Le manifeste de Gabriel Monod en 1983 marqua un tournant dans le développement de l’histoire en affirmant sa fonction civique : il s’agit de « rechercher la vérité »et de faire de la discipline « le dépositaire des traditions de son peuple et de celles de l’humanité », « C’est par là que tous se sentiront les rejetons du même sol, les enfants de la même race, ne reniant aucune part de l’héritage paternel », l’historien participera ainsi « à la grandeur de la Patrie en même temps qu’au progrès du genre humain ».
Crise économique, naissance du socialisme et bases de la sociologie
Entre 1870 et 1880, l’Europe traverse une profonde crise économique. Le peuple est confronté au chômage et à la misère et s’emploie donc à utiliser les nouveaux moyens de communication à distance (la presse écrite, le téléphone, le télégraphe) pour amplifier le mouvement de contestation. Le socialisme s’impose alors sur la scène politique en promettant une révolution qui mettra fin à l’exploitation de l’homme par l’homme.
C’est dans ce contexte que naît la sociologie, traduction du socialisme dans le champ intellectuel. Tout comme l’histoire, elle entend utiliser une démarche empirique, produire des données objectives et se définit comme une science historique dans la mesure où elle s’appuie sur le passé pour comprendre les sociétés humaines.

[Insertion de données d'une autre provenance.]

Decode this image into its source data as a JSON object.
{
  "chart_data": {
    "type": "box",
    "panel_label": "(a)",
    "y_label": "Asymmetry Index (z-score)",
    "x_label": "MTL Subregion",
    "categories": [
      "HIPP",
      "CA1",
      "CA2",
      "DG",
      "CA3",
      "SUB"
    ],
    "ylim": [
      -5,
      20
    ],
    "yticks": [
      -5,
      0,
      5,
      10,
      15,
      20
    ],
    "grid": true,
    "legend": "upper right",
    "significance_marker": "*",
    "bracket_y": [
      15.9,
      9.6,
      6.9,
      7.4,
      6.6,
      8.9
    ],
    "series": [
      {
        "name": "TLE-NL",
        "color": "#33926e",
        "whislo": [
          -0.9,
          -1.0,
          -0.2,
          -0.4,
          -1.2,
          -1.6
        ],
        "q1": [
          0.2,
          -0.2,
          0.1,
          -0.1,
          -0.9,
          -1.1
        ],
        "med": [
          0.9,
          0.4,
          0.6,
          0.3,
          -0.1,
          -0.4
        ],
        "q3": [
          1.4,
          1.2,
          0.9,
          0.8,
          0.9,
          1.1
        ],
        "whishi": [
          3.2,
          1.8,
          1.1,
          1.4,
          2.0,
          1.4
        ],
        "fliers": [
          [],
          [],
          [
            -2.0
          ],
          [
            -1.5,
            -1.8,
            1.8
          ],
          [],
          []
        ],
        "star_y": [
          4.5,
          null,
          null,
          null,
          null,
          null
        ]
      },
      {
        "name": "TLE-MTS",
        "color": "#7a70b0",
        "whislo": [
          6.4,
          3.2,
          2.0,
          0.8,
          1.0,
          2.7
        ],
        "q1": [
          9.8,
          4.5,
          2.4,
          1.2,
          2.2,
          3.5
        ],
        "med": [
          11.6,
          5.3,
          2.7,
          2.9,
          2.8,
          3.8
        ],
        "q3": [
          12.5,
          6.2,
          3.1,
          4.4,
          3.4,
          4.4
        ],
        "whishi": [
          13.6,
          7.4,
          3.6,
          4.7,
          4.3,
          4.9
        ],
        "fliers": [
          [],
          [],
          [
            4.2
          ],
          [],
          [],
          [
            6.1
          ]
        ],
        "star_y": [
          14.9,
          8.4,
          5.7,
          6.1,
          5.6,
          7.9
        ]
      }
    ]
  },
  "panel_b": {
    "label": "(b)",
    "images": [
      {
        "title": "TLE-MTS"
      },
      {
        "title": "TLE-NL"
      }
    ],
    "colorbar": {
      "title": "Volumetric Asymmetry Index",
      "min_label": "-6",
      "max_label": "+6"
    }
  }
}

Divergences entre histoire et sociologie
La première distinction tient à la considération des évènements passés. Pour les historiens, chaque fait est unique et ne peut donc se reproduire. En ce sens, l’histoire ne peut être un outil d’étude du présent. Les sociologues, eux, perçoivent la subjectivité des historiens, en tant qu’êtres humains : les recherches sur le passé sont obligatoirement influencées par la perception du chercheur. Il est donc indispensable de construire le questionnement permettant la comparaison dans l’espace et dans le temps des phénomènes sociaux.
La seconde divergence tient à l’objet d’étude des deux disciplines. L’histoire ne s’attache pas à l’individu mais davantage aux nations, aux Etats ou encore aux grands mouvements politiques et sociaux. La sociologie considère ces entités comme appartenant au champ politique et se refuse donc à les employer. Max Weber dira ainsi qu’il faut déconstruire ces entités collectives afin de retrouver les atomes élémentaires. La sociologie ne se considère pas pour autant comme une science de l’individu (occupée par la psychologie) mais comme l’étude des relations qui lient les individus entre eux.
Enfin, historiens et sociologues ne partagent pas la même conception de leur rôle. Alors que l’histoire entend répondre aux questions des gouvernements, la sociologie souhaite contribuer à «éduquer le jugement sur des questions pratiques pour donner aux citoyens des armes qui leur permettront de penser et d’agir de façon plus autonome» (Max Weber).